Hari-hari setelah percakapan itu terasa berbeda. Raka dan Aluna masih sering bertemu, masih menghabiskan sore di Café Celestia, masih berbagi tawa dan cerita seperti sebelumnya. Tapi di balik setiap percakapan, ada sesuatu yang menggantung—bayangan hari ketika Aluna mungkin harus pergi.
Suatu sore, mereka duduk di meja mereka, menikmati sisa cahaya senja yang menembus kaca jendela. Raka memperhatikan cara Aluna tersenyum sambil bercerita tentang kelas seninya, gerak tangan yang hidup, dan kilau di matanya ketika berbicara tentang murid-muridnya.

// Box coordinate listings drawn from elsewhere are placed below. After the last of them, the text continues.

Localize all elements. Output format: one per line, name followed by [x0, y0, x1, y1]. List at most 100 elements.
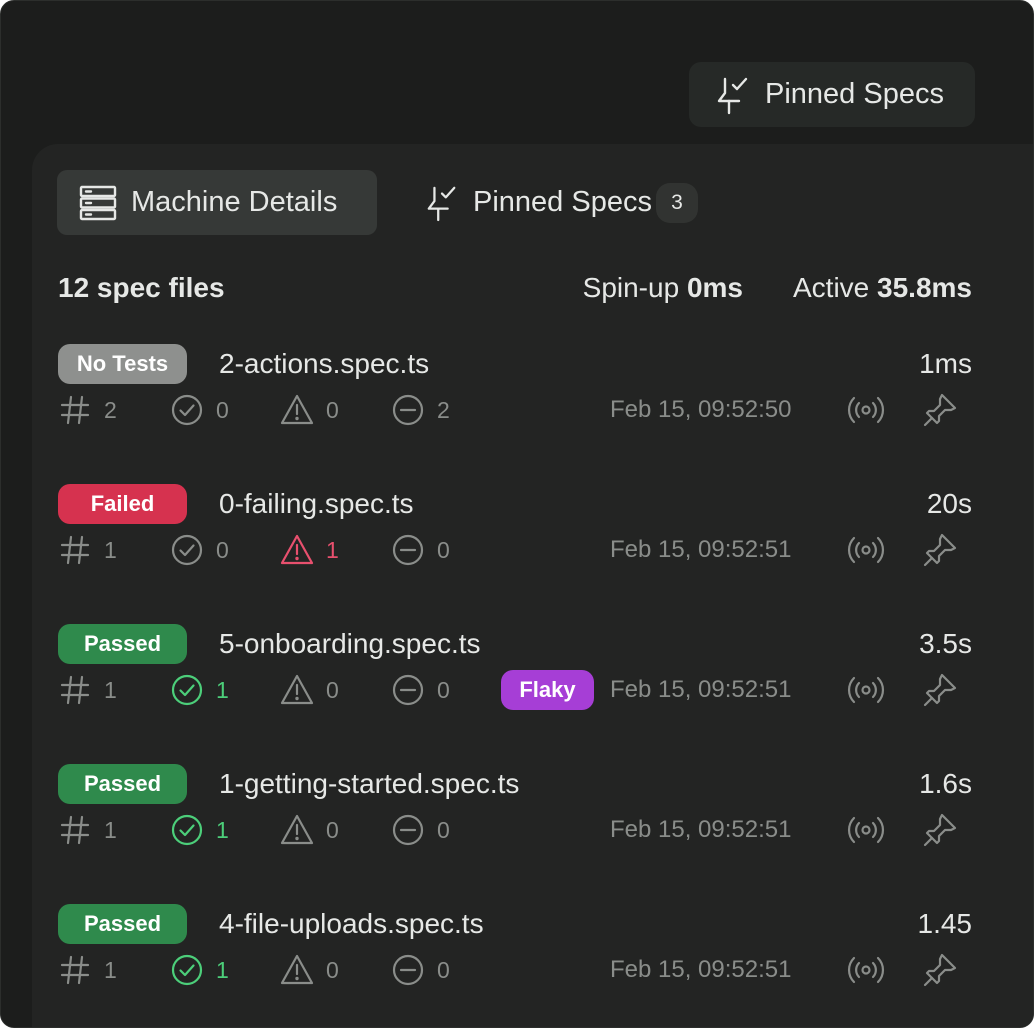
spec-name[interactable]: 0-failing.spec.ts	[219, 484, 414, 524]
status-badge: No Tests	[58, 344, 187, 384]
failed-count: 0	[280, 810, 339, 850]
pinned-specs-button[interactable]: Pinned Specs	[689, 62, 975, 127]
pin-icon	[923, 953, 957, 987]
pinned-count-badge: 3	[655, 182, 698, 223]
passed-count: 0	[170, 530, 229, 570]
passed-count: 0	[170, 390, 229, 430]
spec-meta: 1 1 0 0 Feb 15, 09:52:51	[58, 950, 972, 990]
check-circle-icon	[171, 674, 203, 706]
skipped-count: 0	[391, 950, 450, 990]
spec-name[interactable]: 5-onboarding.spec.ts	[219, 624, 481, 664]
test-count: 1	[58, 810, 117, 850]
failed-count: 1	[280, 530, 339, 570]
broadcast-icon	[847, 956, 885, 984]
hash-icon	[60, 815, 90, 845]
spec-timestamp: Feb 15, 09:52:51	[610, 676, 792, 703]
status-badge: Failed	[58, 484, 187, 524]
minus-circle-icon	[392, 394, 424, 426]
spec-name[interactable]: 2-actions.spec.ts	[219, 344, 429, 384]
spec-meta: 2 0 0 2 Feb 15, 09:52:50	[58, 390, 972, 430]
minus-circle-icon	[392, 814, 424, 846]
broadcast-icon	[847, 396, 885, 424]
check-circle-icon	[171, 954, 203, 986]
flaky-badge: Flaky	[501, 670, 594, 710]
live-view-button[interactable]	[846, 810, 886, 850]
pinned-specs-button-label: Pinned Specs	[765, 78, 944, 110]
hash-icon	[60, 535, 90, 565]
pin-icon	[923, 533, 957, 567]
warning-triangle-icon	[280, 394, 314, 425]
test-count: 1	[58, 670, 117, 710]
spec-row[interactable]: Passed 4-file-uploads.spec.ts 1.45 1 1 0…	[58, 904, 973, 1027]
run-window: Pinned Specs Machine Details Pinned Spec…	[0, 0, 1034, 1028]
pin-spec-button[interactable]	[920, 670, 960, 710]
check-circle-icon	[171, 394, 203, 426]
live-view-button[interactable]	[846, 530, 886, 570]
pin-spec-button[interactable]	[920, 950, 960, 990]
passed-count: 1	[170, 810, 229, 850]
spec-meta: 1 0 1 0 Feb 15, 09:52:51	[58, 530, 972, 570]
tab-pinned-specs-label: Pinned Specs	[473, 186, 652, 218]
live-view-button[interactable]	[846, 950, 886, 990]
pin-check-icon	[427, 186, 456, 221]
panel-tabs: Machine Details Pinned Specs 3	[57, 170, 698, 235]
failed-count: 0	[280, 390, 339, 430]
spec-name[interactable]: 1-getting-started.spec.ts	[219, 764, 519, 804]
pin-icon	[923, 393, 957, 427]
spec-timestamp: Feb 15, 09:52:51	[610, 956, 792, 983]
minus-circle-icon	[392, 534, 424, 566]
spec-row[interactable]: No Tests 2-actions.spec.ts 1ms 2 0 0 2 F…	[58, 344, 972, 484]
pin-spec-button[interactable]	[920, 530, 960, 570]
spec-timestamp: Feb 15, 09:52:51	[610, 816, 792, 843]
status-badge: Passed	[58, 764, 187, 804]
check-circle-icon	[171, 534, 203, 566]
passed-count: 1	[170, 950, 229, 990]
status-badge: Passed	[58, 624, 187, 664]
minus-circle-icon	[392, 674, 424, 706]
test-count: 1	[58, 950, 117, 990]
spec-duration: 1.45	[917, 908, 973, 939]
skipped-count: 0	[391, 530, 450, 570]
pin-check-icon	[717, 77, 748, 114]
pin-icon	[923, 673, 957, 707]
spec-meta: 1 1 0 0 Flaky Feb 15, 09:52:51	[58, 670, 972, 710]
spec-timestamp: Feb 15, 09:52:51	[610, 536, 792, 563]
live-view-button[interactable]	[846, 390, 886, 430]
active-value: 35.8ms	[877, 272, 972, 303]
test-count: 1	[58, 530, 117, 570]
spinup-label: Spin-up	[582, 272, 680, 303]
active-label: Active	[793, 272, 870, 303]
live-view-button[interactable]	[846, 670, 886, 710]
status-badge: Passed	[58, 904, 187, 944]
hash-icon	[60, 675, 90, 705]
failed-count: 0	[280, 950, 339, 990]
broadcast-icon	[847, 536, 885, 564]
broadcast-icon	[847, 676, 885, 704]
pin-icon	[923, 813, 957, 847]
skipped-count: 0	[391, 670, 450, 710]
spinup-value: 0ms	[686, 272, 743, 303]
spec-timestamp: Feb 15, 09:52:50	[610, 396, 792, 423]
spec-duration: 3.5s	[919, 628, 972, 659]
warning-triangle-icon	[280, 674, 314, 705]
spec-row[interactable]: Failed 0-failing.spec.ts 20s 1 0 1 0 Feb…	[58, 484, 972, 624]
hash-icon	[60, 955, 90, 985]
server-icon	[79, 185, 117, 220]
spec-duration: 1.6s	[919, 768, 972, 799]
warning-triangle-icon	[280, 954, 314, 985]
hash-icon	[60, 395, 90, 425]
failed-count: 0	[280, 670, 339, 710]
spec-meta: 1 1 0 0 Feb 15, 09:52:51	[58, 810, 972, 850]
spec-duration: 1ms	[919, 348, 972, 379]
passed-count: 1	[170, 670, 229, 710]
spec-row[interactable]: Passed 1-getting-started.spec.ts 1.6s 1 …	[58, 764, 972, 904]
tab-pinned-specs[interactable]: Pinned Specs 3	[425, 170, 698, 235]
spec-row[interactable]: Passed 5-onboarding.spec.ts 3.5s 1 1 0 0…	[58, 624, 972, 764]
run-summary: 12 spec files Spin-up 0ms Active 35.8ms	[58, 272, 972, 306]
pin-spec-button[interactable]	[920, 390, 960, 430]
spec-name[interactable]: 4-file-uploads.spec.ts	[219, 904, 484, 944]
tab-machine-details[interactable]: Machine Details	[57, 170, 377, 235]
minus-circle-icon	[392, 954, 424, 986]
pin-spec-button[interactable]	[920, 810, 960, 850]
spec-duration: 20s	[926, 488, 972, 519]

Ia menyadari betapa ia mulai menghafal setiap detail kecil itu—mungkin tanpa sadar, mungkin karena takut suatu hari semua itu hanya akan tinggal kenangan.
“Kamu kelihatan banyak pikiran,” kata Aluna tiba-tiba, memecah lamunannya.“Tidak juga,” jawab Raka, mencoba tersenyum. “Aku cuma… menikmati momen ini.”

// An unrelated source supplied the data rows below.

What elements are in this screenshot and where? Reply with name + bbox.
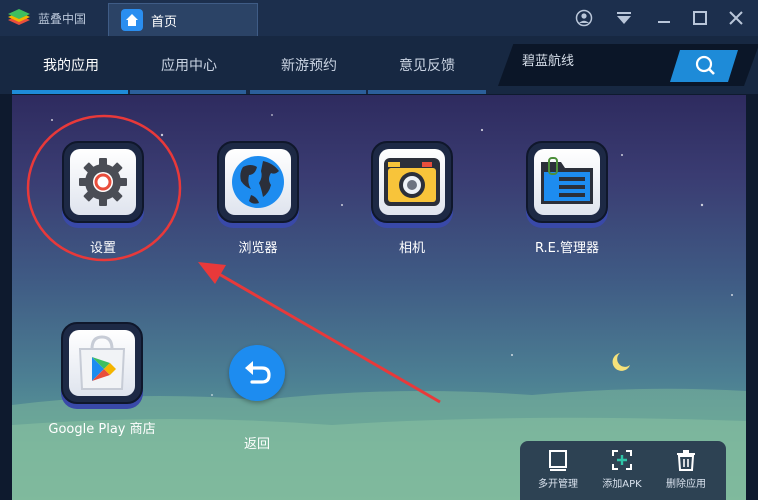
nav-bar: 我的应用 应用中心 新游预约 意见反馈 碧蓝航线: [0, 36, 758, 94]
search-button[interactable]: [670, 50, 738, 82]
tool-label: 添加APK: [602, 479, 642, 490]
app-google-play[interactable]: Google Play 商店: [32, 322, 172, 437]
multi-instance-icon: [547, 449, 569, 471]
tab-label: 我的应用: [43, 58, 99, 74]
bluestacks-logo-icon: [6, 9, 32, 27]
tab-label: 新游预约: [281, 58, 337, 74]
app-icon-frame: [526, 141, 608, 223]
app-label: 返回: [243, 437, 270, 452]
brand: 蓝叠中国: [6, 0, 106, 36]
tab-game-reservation[interactable]: 新游预约: [250, 36, 368, 94]
multi-instance-button[interactable]: 多开管理: [528, 449, 588, 490]
tool-label: 多开管理: [538, 479, 578, 490]
account-icon[interactable]: [572, 6, 596, 30]
maximize-icon[interactable]: [688, 6, 712, 30]
back-button[interactable]: [229, 345, 285, 401]
brand-name: 蓝叠中国: [38, 11, 87, 26]
app-grid-area: 设置 浏览器 相机 R.E.管理器 Google Play 商店 返回: [12, 95, 746, 500]
app-icon-frame: [217, 141, 299, 223]
add-apk-button[interactable]: 添加APK: [592, 449, 652, 490]
app-label: 设置: [89, 241, 116, 256]
play-store-icon: [78, 335, 126, 390]
tab-underline: [368, 90, 486, 94]
app-settings[interactable]: 设置: [48, 141, 158, 256]
app-back[interactable]: 返回: [202, 345, 312, 452]
app-icon-frame: [62, 141, 144, 223]
title-bar: 蓝叠中国 首页: [0, 0, 758, 36]
home-icon: [121, 9, 143, 31]
bottom-toolbar: 多开管理 添加APK 删除应用: [520, 441, 726, 500]
camera-icon: [384, 158, 440, 206]
tool-label: 删除应用: [666, 479, 706, 490]
app-re-manager[interactable]: R.E.管理器: [512, 141, 622, 256]
app-camera[interactable]: 相机: [357, 141, 467, 256]
tab-my-apps[interactable]: 我的应用: [12, 36, 130, 94]
folder-icon: [541, 157, 593, 204]
app-label: 相机: [398, 241, 425, 256]
tab-app-center[interactable]: 应用中心: [130, 36, 248, 94]
settings-gear-icon: [79, 158, 127, 206]
tab-feedback[interactable]: 意见反馈: [368, 36, 486, 94]
pointer-arrow-head: [198, 262, 226, 284]
delete-app-button[interactable]: 删除应用: [656, 449, 716, 490]
tab-underline: [250, 90, 366, 94]
app-icon-frame: [61, 322, 143, 404]
add-apk-icon: [611, 449, 633, 471]
back-arrow-icon: [245, 361, 271, 384]
tab-label: 意见反馈: [399, 58, 455, 74]
app-label: 浏览器: [238, 241, 278, 256]
trash-icon: [675, 449, 697, 471]
dropdown-menu-icon[interactable]: [612, 6, 636, 30]
globe-icon: [232, 156, 284, 208]
search-box[interactable]: 碧蓝航线: [498, 44, 758, 86]
tab-label: 应用中心: [161, 58, 217, 74]
app-icon-frame: [371, 141, 453, 223]
tab-underline: [130, 90, 246, 94]
search-input[interactable]: 碧蓝航线: [522, 44, 574, 86]
app-label: Google Play 商店: [48, 422, 156, 437]
home-tab[interactable]: 首页: [108, 3, 258, 36]
app-label: R.E.管理器: [534, 241, 600, 256]
home-tab-label: 首页: [151, 14, 178, 30]
tab-underline-active: [12, 90, 128, 94]
close-icon[interactable]: [724, 6, 748, 30]
app-browser[interactable]: 浏览器: [203, 141, 313, 256]
minimize-icon[interactable]: [652, 6, 676, 30]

Aluna menatapnya beberapa detik, lalu mengalihkan pandangan ke luar jendela.
“Aku juga,” katanya pelan. “Mungkin lebih dari yang seharusnya.”

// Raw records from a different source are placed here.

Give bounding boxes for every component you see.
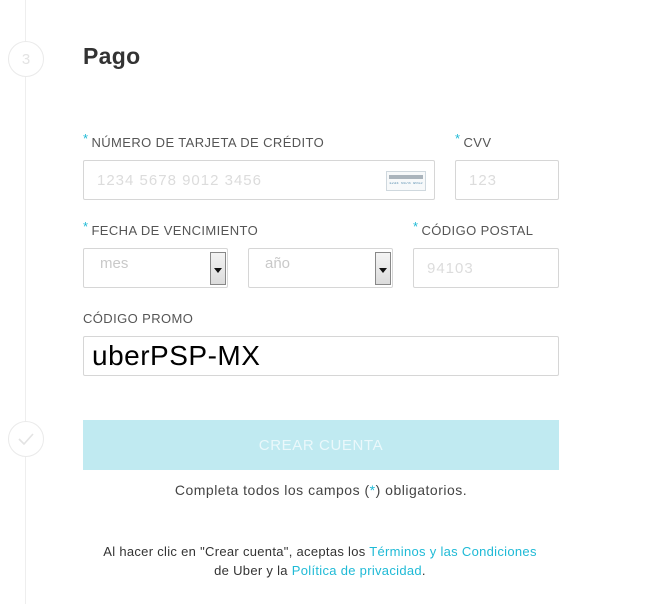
chevron-down-icon[interactable] [375,252,391,285]
postal-code-label: * CÓDIGO POSTAL [413,219,534,238]
step-number-badge: 3 [8,41,44,77]
promo-input[interactable] [84,337,558,375]
year-value: año [265,255,291,272]
step-number: 3 [21,50,31,68]
card-number-field[interactable]: 1234 5678 9012 [83,160,435,200]
expiry-label: * FECHA DE VENCIMIENTO [83,219,259,238]
cvv-input[interactable] [456,161,558,199]
required-fields-note: Completa todos los campos (*) obligatori… [174,482,468,498]
terms-link[interactable]: Términos y las Condiciones [369,544,536,559]
expiry-month-select[interactable]: mes [83,248,228,288]
required-marker: * [413,219,419,234]
promo-label: CÓDIGO PROMO [83,311,194,326]
create-account-button[interactable]: CREAR CUENTA [83,420,559,470]
card-number-label: * NÚMERO DE TARJETA DE CRÉDITO [83,131,325,150]
check-icon [8,421,44,457]
promo-field[interactable] [83,336,559,376]
expiry-year-select[interactable]: año [248,248,393,288]
credit-card-icon: 1234 5678 9012 [386,171,426,191]
cvv-label: * CVV [455,131,492,150]
month-value: mes [100,255,129,272]
section-title: Pago [83,43,141,69]
required-marker: * [83,219,89,234]
progress-line [25,0,26,604]
privacy-link[interactable]: Política de privacidad [292,563,422,578]
card-number-input[interactable] [84,161,434,199]
cvv-field[interactable] [455,160,559,200]
postal-code-field[interactable] [413,248,559,288]
legal-text: Al hacer clic en "Crear cuenta", aceptas… [103,544,537,578]
required-marker: * [455,131,461,146]
required-marker: * [83,131,89,146]
chevron-down-icon[interactable] [210,252,226,285]
postal-code-input[interactable] [414,249,558,287]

Di antara mereka, percakapan tetap mengalir seperti biasa—tentang lukisan yang sedang Aluna kerjakan, tentang tulisan baru Raka. Tapi setiap kata terasa seperti bagian dari sesuatu yang lebih besar, sesuatu yang rapuh dan mudah pecah.
Malam itu, Raka mengantar Aluna pulang. Di depan pintu apartemennya, mereka berdiri dalam diam, hujan tipis kembali turun.
“Sampai jumpa besok?” tanya Raka.“Sampai jumpa besok,” jawab Aluna, senyum samar di wajahnya.
“Aku mulai mengukur kebahagiaan dari seberapa banyak waktu yang tersisa sebelum dia pergi.”